Dec. 18 (Bloomberg) -- Tokyo Electron Ltd., the chipmaking-equipment supplier that agreed to be bought by Applied Materials Inc., forecast a full-year loss after writing down the value of its solar unit.
The net loss will be 22 billion yen ($214 million) in the year ending March 31, 2014, the Tokyo-based company said in a statement today. That compares with an Oct. 29 forecast for net income of 23 billion yen.
A global surplus of photovoltaic equipment led to a 32.8 billion yen writedown of the solar panel unit as the company also announced 8.4 billion yen of charges to restructure plants. Chief Executive Officer Tetsuro Higashi said the company’s deal with Applied Materials wasn’t affected.
Tokyo Electron maintained its full year sales forecast of 605 billion yen and its projection for operating profit of 30 billion yen.
Santa Clara, California-based Applied Materials, the largest chipmaking-equipment supplier, agreed in September to acquire Tokyo Electron for $9.39 billion in stock in the largest deal for a Japanese company from outside the country.

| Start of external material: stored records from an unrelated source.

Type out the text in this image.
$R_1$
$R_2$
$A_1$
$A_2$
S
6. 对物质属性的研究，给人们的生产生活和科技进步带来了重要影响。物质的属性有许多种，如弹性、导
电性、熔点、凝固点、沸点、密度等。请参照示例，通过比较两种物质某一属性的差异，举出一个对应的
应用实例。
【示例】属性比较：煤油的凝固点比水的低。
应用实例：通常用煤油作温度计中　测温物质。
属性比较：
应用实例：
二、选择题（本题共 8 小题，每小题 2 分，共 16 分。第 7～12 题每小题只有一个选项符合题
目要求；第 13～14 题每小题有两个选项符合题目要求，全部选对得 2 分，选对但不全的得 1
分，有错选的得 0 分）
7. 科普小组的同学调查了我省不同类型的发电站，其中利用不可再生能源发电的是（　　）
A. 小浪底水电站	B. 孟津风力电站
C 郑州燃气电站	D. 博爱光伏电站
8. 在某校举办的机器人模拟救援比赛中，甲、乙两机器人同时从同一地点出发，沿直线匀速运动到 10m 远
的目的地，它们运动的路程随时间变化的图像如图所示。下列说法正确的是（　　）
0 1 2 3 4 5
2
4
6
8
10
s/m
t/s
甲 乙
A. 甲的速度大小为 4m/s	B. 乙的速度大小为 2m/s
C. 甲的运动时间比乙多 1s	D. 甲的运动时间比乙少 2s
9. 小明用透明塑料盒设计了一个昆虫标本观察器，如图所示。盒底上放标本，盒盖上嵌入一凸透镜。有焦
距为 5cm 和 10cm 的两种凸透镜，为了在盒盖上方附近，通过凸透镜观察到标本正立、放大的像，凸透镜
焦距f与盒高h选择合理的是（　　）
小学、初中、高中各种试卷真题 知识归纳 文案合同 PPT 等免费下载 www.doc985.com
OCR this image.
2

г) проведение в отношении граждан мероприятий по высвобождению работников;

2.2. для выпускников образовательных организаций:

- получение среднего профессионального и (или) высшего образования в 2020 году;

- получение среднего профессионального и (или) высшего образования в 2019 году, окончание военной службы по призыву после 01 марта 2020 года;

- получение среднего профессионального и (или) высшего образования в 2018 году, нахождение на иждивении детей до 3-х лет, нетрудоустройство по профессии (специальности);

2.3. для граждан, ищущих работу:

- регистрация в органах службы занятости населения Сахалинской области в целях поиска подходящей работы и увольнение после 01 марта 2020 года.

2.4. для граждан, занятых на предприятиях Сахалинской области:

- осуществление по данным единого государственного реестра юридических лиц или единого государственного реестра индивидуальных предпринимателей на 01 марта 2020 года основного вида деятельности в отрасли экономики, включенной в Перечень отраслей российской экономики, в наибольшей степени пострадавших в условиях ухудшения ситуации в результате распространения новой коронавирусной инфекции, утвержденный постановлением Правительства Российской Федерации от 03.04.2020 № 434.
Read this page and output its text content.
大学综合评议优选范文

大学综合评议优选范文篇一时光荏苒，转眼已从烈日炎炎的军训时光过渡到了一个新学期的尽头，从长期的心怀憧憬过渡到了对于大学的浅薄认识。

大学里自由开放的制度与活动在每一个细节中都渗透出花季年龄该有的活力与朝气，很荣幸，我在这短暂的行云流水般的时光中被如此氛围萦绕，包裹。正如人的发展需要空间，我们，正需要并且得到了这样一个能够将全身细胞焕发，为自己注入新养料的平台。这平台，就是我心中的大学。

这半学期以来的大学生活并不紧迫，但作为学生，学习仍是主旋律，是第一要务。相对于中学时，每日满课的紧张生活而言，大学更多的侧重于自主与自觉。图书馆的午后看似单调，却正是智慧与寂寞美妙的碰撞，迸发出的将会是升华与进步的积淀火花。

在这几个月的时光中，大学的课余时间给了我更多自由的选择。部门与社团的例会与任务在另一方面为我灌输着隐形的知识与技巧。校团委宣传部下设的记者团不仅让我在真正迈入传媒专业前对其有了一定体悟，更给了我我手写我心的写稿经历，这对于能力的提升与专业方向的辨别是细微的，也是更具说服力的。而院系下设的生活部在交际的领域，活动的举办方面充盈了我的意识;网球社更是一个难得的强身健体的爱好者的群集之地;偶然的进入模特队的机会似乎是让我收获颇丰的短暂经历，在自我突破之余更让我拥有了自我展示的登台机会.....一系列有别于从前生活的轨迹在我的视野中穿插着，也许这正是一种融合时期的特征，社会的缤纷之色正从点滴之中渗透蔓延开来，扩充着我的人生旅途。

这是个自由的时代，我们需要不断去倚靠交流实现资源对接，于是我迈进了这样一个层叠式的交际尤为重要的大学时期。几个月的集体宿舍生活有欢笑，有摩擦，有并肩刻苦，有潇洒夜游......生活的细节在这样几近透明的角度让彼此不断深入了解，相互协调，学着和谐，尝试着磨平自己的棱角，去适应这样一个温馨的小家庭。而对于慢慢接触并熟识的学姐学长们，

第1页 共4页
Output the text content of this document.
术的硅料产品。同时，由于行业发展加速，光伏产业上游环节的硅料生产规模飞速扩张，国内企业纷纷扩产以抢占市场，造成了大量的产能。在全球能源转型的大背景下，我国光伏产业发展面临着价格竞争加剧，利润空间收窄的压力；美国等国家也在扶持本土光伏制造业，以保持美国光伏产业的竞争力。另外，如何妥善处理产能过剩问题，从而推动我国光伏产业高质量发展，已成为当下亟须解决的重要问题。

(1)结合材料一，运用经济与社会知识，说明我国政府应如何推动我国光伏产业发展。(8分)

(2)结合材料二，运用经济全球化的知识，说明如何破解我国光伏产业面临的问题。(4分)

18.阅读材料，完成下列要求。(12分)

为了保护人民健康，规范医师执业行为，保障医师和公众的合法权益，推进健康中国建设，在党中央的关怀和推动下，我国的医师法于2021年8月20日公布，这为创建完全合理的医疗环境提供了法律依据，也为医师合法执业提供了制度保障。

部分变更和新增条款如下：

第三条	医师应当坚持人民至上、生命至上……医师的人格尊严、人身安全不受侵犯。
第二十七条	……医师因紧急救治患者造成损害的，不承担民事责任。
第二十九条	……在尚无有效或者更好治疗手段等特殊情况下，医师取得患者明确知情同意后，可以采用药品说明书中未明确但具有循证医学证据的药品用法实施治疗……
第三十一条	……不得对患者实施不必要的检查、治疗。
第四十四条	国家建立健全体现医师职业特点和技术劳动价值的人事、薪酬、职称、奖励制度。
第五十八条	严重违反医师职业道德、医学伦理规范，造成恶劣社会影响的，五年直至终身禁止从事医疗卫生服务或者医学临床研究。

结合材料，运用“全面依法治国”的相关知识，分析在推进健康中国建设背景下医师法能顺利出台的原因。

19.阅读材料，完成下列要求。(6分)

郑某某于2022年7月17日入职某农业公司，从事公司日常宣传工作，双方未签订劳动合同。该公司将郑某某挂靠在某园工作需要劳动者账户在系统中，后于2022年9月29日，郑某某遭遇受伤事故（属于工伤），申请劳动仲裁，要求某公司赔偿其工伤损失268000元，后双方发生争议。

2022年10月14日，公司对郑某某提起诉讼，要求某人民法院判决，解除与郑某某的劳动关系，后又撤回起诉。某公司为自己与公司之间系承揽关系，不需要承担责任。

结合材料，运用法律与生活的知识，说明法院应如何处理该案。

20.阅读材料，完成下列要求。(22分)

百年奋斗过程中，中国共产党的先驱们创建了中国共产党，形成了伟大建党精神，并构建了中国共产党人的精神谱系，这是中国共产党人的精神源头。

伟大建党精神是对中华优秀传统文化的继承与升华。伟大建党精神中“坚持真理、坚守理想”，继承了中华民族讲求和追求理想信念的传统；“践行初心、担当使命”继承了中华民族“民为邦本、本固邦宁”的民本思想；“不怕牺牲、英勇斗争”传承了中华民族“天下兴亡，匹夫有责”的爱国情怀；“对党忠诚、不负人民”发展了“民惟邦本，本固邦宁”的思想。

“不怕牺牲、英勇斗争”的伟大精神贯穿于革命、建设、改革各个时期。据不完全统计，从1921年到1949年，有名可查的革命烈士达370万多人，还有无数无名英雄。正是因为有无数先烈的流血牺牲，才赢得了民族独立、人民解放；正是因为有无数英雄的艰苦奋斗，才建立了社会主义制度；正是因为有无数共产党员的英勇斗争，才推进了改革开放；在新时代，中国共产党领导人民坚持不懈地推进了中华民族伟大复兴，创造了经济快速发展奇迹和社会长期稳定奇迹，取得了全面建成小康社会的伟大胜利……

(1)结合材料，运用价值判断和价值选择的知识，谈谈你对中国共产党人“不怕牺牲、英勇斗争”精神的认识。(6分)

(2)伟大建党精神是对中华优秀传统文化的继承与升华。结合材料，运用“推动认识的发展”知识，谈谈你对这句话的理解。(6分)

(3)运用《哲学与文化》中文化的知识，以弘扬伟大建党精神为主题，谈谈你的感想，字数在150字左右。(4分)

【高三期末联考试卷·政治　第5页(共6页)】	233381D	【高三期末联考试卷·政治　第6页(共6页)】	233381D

“Tokyo Electron’s action today is a decision made independent of our proposed combination,” said Kevin Winston, a spokesman for Applied Materials. “Both companies will continue to operate as separate entities until the expected close of our merger.”
Tokyo Electron acquired OC Oerlikon AG’s solar business in 2012 for 250 million Swiss francs ($282 million).